Opferfürsorge, Kleinstpensionen, Arbeitnehmerschutz

Opferfürsorge: Pensionserhöhung soll keine Leistungskürzung bewirken

Wien (PK) - Mit 1. Oktober werden BezieherInnen von Kleinstpensionen eine außertourliche Pensionserhöhung um 1,1 % erhalten. In der Regel haben derartige Pensionserhöhungen eine analoge Kürzung von einkommensabhängigen Rentenleistungen nach dem Kriegsopferversorgungsgesetz, dem Opferfürsorgegesetz, dem Heeresversorgungsgesetz und dem Impfschadengesetz zur Folge. Im aktuellen Fall wollen die Koalitionsparteien aber auf eine Neubemessung der Leistungsanweisungen verzichten ( 2062/A). Begründet wird die Gesetzesinitiative damit, dass hohen administrativen Kosten lediglich geringfügige Einsparungen – jeweils 17.500 € in den Monaten November und Dezember – gegenüberstehen würden und die Leistungskürzung von durchschnittlich rund 4 € pro Monat besonders schutzbedürftige Personen betreffen würde. Die Ausnahmeregelung kommt ca. 4.300 Versorgungsberechtigten zugute und endet mit der nächsten regulären Pensionsanpassung im Jänner 2013.

FPÖ fordert Nachzahlungen für BezieherInnen von Kleinstpensionen

Auch ein Entschließungsantrag der FPÖ nimmt auf die außertourliche Erhöhung von Kleinstpensionen mit 1. Oktober Bezug. Abgeordneter Werner Neubauer fordert, dass der betroffene Personenkreis zusätzlich zur Pensionserhöhung einen gestaffelten Pauschalbetrag als Ausgleich für Diskriminierungen in den Jahren 2009 bis 2012 erhält, und bezieht sich dabei auf ein Urteil des Europäischen Gerichtshofs ( 2063/A[E]). Das vom Sozialministerium ins Treffen geführte Argument eines zu hohen Verwaltungsaufwands ist für Neubauer nicht zulässig.

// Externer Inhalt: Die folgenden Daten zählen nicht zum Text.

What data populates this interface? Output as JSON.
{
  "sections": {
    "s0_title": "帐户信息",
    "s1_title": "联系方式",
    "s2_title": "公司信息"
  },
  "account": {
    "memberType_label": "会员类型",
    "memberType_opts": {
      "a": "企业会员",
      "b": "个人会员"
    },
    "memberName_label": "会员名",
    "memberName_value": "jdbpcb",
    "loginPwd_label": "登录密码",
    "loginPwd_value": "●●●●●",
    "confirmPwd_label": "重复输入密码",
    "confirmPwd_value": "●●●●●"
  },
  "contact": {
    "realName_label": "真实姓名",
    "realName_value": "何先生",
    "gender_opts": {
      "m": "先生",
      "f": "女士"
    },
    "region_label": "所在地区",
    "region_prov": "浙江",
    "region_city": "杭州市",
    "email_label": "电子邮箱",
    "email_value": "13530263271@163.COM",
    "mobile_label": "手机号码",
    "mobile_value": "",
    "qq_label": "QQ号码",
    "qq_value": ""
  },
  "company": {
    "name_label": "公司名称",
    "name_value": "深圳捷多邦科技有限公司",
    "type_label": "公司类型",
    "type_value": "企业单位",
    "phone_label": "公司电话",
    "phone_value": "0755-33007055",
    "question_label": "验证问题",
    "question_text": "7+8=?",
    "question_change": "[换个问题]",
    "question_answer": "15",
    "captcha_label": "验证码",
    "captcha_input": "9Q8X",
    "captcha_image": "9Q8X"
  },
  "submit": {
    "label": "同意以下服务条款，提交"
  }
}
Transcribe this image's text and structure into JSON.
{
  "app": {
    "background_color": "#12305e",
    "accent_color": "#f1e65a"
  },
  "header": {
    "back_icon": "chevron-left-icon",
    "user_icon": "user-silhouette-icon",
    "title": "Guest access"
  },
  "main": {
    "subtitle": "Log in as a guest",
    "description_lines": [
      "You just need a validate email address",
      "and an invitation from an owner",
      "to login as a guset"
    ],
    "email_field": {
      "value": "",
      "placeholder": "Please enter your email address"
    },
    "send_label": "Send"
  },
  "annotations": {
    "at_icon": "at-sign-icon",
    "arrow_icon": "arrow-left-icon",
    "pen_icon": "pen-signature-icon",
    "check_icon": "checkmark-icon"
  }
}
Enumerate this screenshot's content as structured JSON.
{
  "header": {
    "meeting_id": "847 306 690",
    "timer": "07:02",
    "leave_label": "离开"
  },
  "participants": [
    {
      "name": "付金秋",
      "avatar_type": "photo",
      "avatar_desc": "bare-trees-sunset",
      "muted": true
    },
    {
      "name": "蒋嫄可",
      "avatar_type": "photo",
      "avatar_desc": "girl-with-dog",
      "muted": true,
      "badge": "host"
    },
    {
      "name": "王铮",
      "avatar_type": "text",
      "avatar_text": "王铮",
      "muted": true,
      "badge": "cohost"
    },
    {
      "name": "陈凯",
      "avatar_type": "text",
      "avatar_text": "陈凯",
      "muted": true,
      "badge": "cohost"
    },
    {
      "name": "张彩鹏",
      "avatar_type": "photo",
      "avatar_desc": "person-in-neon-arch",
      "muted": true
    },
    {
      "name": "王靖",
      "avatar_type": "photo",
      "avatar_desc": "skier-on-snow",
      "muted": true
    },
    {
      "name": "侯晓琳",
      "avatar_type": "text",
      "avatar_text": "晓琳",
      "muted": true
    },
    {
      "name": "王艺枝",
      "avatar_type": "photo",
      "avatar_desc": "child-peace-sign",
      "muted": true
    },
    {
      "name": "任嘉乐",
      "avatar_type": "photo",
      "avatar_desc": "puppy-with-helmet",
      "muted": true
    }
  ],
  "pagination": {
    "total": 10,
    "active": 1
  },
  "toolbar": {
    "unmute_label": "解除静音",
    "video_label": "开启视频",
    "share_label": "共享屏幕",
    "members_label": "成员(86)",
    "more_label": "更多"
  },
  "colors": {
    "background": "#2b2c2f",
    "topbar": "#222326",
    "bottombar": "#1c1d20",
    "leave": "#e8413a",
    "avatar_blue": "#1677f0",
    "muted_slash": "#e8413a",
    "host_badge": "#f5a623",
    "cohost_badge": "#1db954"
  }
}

Grüne drängen auf besseren Schutz von ArbeitnehmerInnen vor Hitze

Geht es nach den Grünen, soll in das ArbeitnehmerInnenschutzgesetz ein Passus eingefügt werden, wonach ArbeitnehmerInnen nur bis zu maximal zwei Stunden am Tag einer Hitze von 32 Grad oder mehr ausgesetzt sein dürfen ( 2070/A). Abgeordneter Karl Öllinger und seine Fraktionskollegin Birgit Schatz begründen die Initiative damit, dass Reaktionsgeschwindigkeit und Koordinationsfähigkeit bei hohen Temperaturen deutlich sinken und das Risiko schwerwiegender Arbeitsunfälle steigt. Besonders am Bau erhöht sich ihnen zufolge die Gefahr von gesundheitlichen Folgen durch die oftmals zusätzliche direkte Sonneneinstrahlung erheblich. Die vorgesehene Regelung würde es Unternehmen ermöglichen, bereits begonnene Tätigkeiten abzuschließen, heben die Grünen hervor. (Schluss)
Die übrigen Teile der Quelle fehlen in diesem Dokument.